Uma colher de chá pra ele - Alberto Bresciani


| uma colher de chá pra ele - 01 |


Seis poemas insubordinados e inéditos 
- por Alberto Bresciani


SÍTIO

Já havia mortes traçadas nas tatuagens
de rapazes e moças, silêncio opressivo
sob a crosta de muita fala, muito ruído,
toda zombaria e dança em cada praça.

E nada era engano, ilusão.
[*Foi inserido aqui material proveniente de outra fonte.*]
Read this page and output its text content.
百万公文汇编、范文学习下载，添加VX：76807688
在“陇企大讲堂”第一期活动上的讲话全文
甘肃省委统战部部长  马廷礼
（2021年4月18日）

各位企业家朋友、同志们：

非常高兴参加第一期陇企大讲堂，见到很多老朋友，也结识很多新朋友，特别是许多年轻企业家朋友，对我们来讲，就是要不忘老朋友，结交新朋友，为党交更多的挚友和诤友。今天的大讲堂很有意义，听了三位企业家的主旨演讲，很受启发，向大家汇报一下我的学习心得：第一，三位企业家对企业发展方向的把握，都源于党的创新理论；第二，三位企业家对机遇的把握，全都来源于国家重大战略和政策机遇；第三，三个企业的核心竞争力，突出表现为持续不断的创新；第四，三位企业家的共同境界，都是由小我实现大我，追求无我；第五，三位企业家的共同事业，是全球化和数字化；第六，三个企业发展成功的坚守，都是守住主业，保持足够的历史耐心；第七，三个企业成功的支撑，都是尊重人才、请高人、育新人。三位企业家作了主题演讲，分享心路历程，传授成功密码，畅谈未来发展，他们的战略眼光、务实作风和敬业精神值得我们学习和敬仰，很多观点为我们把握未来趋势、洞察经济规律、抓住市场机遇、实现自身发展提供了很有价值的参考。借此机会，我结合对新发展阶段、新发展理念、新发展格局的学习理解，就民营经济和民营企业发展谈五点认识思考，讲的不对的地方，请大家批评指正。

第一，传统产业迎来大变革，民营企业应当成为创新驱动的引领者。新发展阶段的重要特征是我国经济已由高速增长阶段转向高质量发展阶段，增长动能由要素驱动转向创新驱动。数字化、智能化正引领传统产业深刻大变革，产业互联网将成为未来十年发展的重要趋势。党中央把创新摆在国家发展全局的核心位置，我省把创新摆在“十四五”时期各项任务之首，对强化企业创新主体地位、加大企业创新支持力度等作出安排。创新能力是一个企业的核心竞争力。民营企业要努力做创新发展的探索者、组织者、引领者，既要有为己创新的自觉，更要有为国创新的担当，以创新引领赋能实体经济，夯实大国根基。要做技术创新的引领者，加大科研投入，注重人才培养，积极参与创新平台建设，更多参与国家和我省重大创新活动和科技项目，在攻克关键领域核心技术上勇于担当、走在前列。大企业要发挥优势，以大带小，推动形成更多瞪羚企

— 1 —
Não.
Era o desastre, discreto, chegando,
acumulado nas balas de festim.
Como se Deus enfim assumisse
seus erros, a deformada geometria.

E assim começou o cerco, a noite
infiltrada nas tardes, a gravidade
insuportável para ombros frágeis,
enterrando o que ria e se comemorava,
um escuro invisível, chumbo embora.
Os videntes anunciando em desespero
o rompimento dos muros, dos diques,
a fome, a sede, o desamor, epidemias.

Na cidade sitiada, esse homem
é o louco das ruas, perdido, anda
enfiado em pedras, coberto de papel,
colecionando caixas de remédio,
vazias como um sorriso póstumo.
Passa o tempo costurando,
umas às outras, as asas dos insetos,
sem razão, corre atrás dos carros
e fala sozinho dentro de mim.


***


ABATE

E o medo nos infestando,
vindo por baixo, subindo
pelas pernas, penetrando
os sulcos, cada reentrância.
O medo que nos rouba
o último fio de realidade,
força aos cantos, rasga
as roupas, que não usaremos,
embora as quiséssemos tanto.

O medo nos derruba e apaga
no estômago dessa turba,
o medo do que sequer entendemos,
enredo sem back-up, arrastando
para longe de todo agora.

Há uma bandeira rasgada
e tigres brancos nos vigiam.

O medo é o que nos doutrina
e que aceitamos, mansos,
porcos felizes a caminho do abate.



Salvador Dali

RESSUSCITADOS

Os chamados nos atordoam,
somos quase tragados pelo inverno
que nos prende os pescoços
aos quartos onde nos abandonaram.

Mas, repara, nas clareiras que se abrem,
há inocentes que ignoram
todas as manobras de paralisia
e se despem à primeira ordem.

Precisamos do ruído, rugidos.
Todos nós nos salvaremos da armadilha
e atearemos fogo ao mau caminho,
as facas cairão das mãos intrusas.

Os lagos de piche se abrirão
e velhos fósseis terão vida.
Uma fera antiga sorrirá ao mal
com dentes de sabre.


***


SUPERAÇÃO

Cacos de vidro
sobre os muros,
lanças afiadas
das grades,
arame farpado
e cercas elétricas:
mesmo com as unhas
arrancadas,
nós ainda as transporemos,
como se fôssemos alados.

A longevidade
dos recém-nascidos
nos instruindo
os pulsos.


Salvador Dali

DEPOIS DOS MORTOS

Depois da epidemia, passei a lavar os corpos dos mortos,
perfumá-los e cobri-los de linho, atavios, artefatos.
Faço isso por minha conta, à sombra, para que não sejam
descartados aos abutres nas amarguras do burgo.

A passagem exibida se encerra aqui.